The service worked with other health and social care professionals in line with people’s specific needs. Staff were seen supporting people who live with dementia in a person-centred way, using appropriate body language and engagement. For example, staff approached people face on which supported communication for people with visual impairments who may struggle with decreased peripheral vision. Peripheral vision is how people see things which are outside of their direct line of sight. The manager told us about a person who was being nursed in bed who was at risk of not receiving an equitable experience due to them not being able to be in the communal areas. The manager explained how they had supported good communication with the family to get to know the person’s likes and dislikes, and co-ordinated with the kitchen staff to ensure their meal-times were more personal. This led to the person gaining weight and enjoying their food more. The manager also, through discussion with the family, understood the person had lived a quiet lifestyle. The manager facilitated moving the person to a quieter room with their consent and involvement of the family. This had also contributed to the person feeling more comfortable with eating and drinking.

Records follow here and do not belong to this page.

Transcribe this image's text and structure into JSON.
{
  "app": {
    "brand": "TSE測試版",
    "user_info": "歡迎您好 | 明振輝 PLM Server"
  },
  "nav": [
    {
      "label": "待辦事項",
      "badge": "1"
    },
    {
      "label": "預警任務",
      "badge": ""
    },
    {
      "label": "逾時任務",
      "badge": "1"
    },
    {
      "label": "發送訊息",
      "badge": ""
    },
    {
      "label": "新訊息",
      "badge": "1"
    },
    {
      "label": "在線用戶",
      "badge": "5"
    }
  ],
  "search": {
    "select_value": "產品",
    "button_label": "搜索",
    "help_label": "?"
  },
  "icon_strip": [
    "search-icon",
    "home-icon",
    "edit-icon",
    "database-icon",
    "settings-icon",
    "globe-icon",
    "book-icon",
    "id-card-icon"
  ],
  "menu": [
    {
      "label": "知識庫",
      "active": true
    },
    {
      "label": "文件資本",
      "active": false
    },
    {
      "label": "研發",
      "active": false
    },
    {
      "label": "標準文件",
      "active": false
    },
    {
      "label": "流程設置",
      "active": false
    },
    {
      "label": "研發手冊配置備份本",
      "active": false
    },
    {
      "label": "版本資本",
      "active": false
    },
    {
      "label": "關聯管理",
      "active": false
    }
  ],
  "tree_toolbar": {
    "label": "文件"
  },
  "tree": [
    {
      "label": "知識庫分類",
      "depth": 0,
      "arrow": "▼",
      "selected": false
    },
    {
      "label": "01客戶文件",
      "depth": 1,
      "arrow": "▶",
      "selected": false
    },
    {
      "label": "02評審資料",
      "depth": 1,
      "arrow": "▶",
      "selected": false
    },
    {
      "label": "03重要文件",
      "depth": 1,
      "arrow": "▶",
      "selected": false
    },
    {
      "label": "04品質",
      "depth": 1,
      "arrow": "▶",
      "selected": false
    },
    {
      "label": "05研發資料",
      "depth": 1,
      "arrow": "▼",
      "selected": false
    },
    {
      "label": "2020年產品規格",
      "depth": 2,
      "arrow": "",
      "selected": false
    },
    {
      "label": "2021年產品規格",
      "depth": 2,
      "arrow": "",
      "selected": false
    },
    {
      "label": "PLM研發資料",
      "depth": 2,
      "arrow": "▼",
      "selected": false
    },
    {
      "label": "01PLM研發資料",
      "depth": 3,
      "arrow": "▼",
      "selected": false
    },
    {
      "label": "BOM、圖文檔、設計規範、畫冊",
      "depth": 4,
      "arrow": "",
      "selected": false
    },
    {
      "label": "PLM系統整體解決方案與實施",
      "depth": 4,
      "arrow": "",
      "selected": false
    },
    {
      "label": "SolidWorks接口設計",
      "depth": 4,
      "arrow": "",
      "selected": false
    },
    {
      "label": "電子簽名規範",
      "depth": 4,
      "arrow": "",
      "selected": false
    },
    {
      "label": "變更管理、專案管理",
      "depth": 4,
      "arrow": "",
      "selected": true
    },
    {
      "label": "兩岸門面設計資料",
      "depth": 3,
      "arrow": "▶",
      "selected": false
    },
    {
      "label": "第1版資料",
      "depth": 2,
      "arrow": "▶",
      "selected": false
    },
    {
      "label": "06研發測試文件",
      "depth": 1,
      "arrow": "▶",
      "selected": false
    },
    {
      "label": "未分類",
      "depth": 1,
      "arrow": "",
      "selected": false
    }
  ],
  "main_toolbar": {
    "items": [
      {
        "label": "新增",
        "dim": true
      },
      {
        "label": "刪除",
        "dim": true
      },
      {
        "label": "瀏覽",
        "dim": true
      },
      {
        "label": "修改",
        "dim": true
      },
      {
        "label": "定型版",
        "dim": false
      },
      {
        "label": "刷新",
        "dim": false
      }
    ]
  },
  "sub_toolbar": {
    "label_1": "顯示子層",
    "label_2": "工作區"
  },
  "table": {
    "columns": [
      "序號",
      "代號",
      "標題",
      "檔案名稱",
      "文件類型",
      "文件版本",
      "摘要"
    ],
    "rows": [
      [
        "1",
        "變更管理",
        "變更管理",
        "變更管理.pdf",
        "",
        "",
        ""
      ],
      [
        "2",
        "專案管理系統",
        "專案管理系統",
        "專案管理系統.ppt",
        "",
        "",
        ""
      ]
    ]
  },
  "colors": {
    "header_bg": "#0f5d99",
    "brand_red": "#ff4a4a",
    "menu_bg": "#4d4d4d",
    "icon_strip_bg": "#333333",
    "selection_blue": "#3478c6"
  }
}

Where people were unable to make decisions for themselves, Mental Capacity Assessments (MCA) had been completed. We found however these were not person or decision specific. This meant people who lacked mental capacity to make certain decisions were at risk of their wishes not always being considered. We brought this to the manager and clinical lead’s attention, and they took steps to ensure people’s MCA’s were re-assessed and improved. Where necessary, decisions were made on behalf of people, in consultation with appropriate others and in people's best interests. Staff had received training about the MCA and Deprivation of Liberty Safeguards (DoLS).
Planning for the future
We did not look at Planning for the future during this assessment. The score for this quality statement is based on the previous rating for Responsive.